The science is in! And it undoubtedly proves that gratitude is more than just a simple sentiment. Studies link gratitude to a stronger immune system, lower blood pressure, better sleep quality, reduced risk of heart disease, and better kidney function. But the benefits of living a life in gratitude extend much further than purely physical.
A study out of the University of California, Riverside, reported that grateful people experience more optimism, joy, enthusiasm, and other positive emotions, and they have a deeper appreciation for life’s simple pleasures. These researchers also found that by expressing gratitude for people in your life, like a friend or romantic partner, you can report higher levels of satisfaction in relationships.
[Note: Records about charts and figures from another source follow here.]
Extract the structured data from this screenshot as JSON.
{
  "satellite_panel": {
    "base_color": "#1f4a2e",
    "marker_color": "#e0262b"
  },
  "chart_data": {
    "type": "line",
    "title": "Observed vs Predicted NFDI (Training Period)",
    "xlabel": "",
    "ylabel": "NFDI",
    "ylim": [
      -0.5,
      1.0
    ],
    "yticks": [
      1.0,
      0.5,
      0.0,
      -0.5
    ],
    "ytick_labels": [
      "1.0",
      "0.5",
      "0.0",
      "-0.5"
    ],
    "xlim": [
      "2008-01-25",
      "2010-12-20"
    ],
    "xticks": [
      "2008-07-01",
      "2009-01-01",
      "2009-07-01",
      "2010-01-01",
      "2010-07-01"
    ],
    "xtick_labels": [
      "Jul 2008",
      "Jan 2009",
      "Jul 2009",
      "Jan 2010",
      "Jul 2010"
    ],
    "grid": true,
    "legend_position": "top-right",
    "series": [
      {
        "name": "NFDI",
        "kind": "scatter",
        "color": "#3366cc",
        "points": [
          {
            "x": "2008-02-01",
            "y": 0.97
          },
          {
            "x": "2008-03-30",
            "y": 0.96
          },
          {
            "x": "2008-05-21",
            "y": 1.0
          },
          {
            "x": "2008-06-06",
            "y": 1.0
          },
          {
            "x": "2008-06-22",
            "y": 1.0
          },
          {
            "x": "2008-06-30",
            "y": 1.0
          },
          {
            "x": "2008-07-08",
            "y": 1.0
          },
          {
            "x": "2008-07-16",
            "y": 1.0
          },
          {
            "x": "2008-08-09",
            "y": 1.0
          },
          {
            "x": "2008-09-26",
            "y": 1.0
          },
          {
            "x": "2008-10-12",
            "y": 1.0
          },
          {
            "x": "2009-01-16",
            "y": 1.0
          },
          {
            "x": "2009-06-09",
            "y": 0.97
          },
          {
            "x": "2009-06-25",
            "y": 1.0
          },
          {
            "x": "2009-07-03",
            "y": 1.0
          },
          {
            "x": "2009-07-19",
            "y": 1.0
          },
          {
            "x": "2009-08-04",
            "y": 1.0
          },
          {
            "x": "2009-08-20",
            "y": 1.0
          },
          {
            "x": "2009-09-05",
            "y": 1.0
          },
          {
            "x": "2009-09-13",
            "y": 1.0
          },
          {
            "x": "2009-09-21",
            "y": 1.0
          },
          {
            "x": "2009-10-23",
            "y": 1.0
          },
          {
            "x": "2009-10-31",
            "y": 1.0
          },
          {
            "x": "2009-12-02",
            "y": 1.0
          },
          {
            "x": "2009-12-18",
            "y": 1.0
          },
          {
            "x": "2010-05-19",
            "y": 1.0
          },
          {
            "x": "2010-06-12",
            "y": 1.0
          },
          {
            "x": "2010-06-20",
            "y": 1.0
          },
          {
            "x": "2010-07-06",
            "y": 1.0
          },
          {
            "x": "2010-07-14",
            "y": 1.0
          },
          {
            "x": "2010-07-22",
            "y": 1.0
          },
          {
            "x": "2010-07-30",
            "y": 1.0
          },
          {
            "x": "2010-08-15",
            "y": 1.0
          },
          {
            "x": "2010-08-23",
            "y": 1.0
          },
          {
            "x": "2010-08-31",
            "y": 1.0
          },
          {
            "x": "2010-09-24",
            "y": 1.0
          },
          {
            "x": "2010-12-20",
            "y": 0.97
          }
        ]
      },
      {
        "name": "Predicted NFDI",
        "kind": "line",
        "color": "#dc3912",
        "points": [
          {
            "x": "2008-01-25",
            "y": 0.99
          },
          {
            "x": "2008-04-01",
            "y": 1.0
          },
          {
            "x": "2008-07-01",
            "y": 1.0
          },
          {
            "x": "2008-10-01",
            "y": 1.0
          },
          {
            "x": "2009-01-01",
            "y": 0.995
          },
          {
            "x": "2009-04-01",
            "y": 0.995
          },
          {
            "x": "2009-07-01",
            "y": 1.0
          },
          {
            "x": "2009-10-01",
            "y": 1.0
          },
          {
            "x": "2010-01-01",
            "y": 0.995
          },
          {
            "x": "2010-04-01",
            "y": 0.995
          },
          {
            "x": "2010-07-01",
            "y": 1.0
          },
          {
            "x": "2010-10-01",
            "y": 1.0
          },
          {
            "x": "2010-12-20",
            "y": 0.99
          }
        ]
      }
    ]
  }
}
The most intriguing fact to come out of this study though was that gratitude is a skill that can be learned and nurtured, much like perfecting your Grandmother’s secret recipe.
Gratitude, however, doesn’t always come naturally. In our day-to-day lives, it’s easy to get caught up in the things that go wrong and feel like we’re living under our own private rain cloud; at the same time, we tend to adapt to the good things and people in our lives, taking them for granted. As a result, we often overlook everyday beauty and goodness — a kind gesture from a stranger, say, or the warmth of our heater on a chilly morning. That is why it is so important that we make it a priority to live our life in gratitude. Intentionally developing a grateful outlook helps us all recognize the good in our life and acknowledge that these things are truly “gifts” that we are fortunate to receive. Here are simple actions we can take to start making gratitude a habit:
1. THREE GOOD THINGS
This practice guards against those tendencies to miss opportunities for happiness and connection. By remembering and listing three positive things that have happened in your day, and considering what caused them, you tune into the sources of goodness in your life. It’s a habit that can change the emotional tone of your life, replacing feelings of disappointment or entitlement with those of gratitude — which may be why this practice is associated with significant increases in happiness.
2. START A GRATITUDE JOURNAL
This exercise helps you develop a greater appreciation for the good in your life. In fact, people who routinely express gratitude enjoy better health and greater happiness. The best part — there is no right or wrong way to keep a gratitude journal. We recommend starting out with writing 15 minutes per day, at least once per week for at least two weeks. Soon you’ll figure out what works best for you and discover the impact on your happiness level.
3. WRITE A GRATITUDE LETTER
This exercise encourages you to express gratitude in a thoughtful, deliberate way by writing — and, ideally, delivering — a letter of gratitude to a person you have never properly thanked. Call to mind someone who did something for you for which you are extremely grateful but to whom you never expressed your deep gratitude. This could be a relative, friend, teacher, or colleague. Try to pick someone who you could set an in-person meeting with in the next week to make the most out of this experience. When writing the letter, don’t worry about spelling or grammar and just focus on how this person’s behavior affected you. Not only will it brighten your spirit, but it will remind the recipient of your letter that our actions really do have make an impact.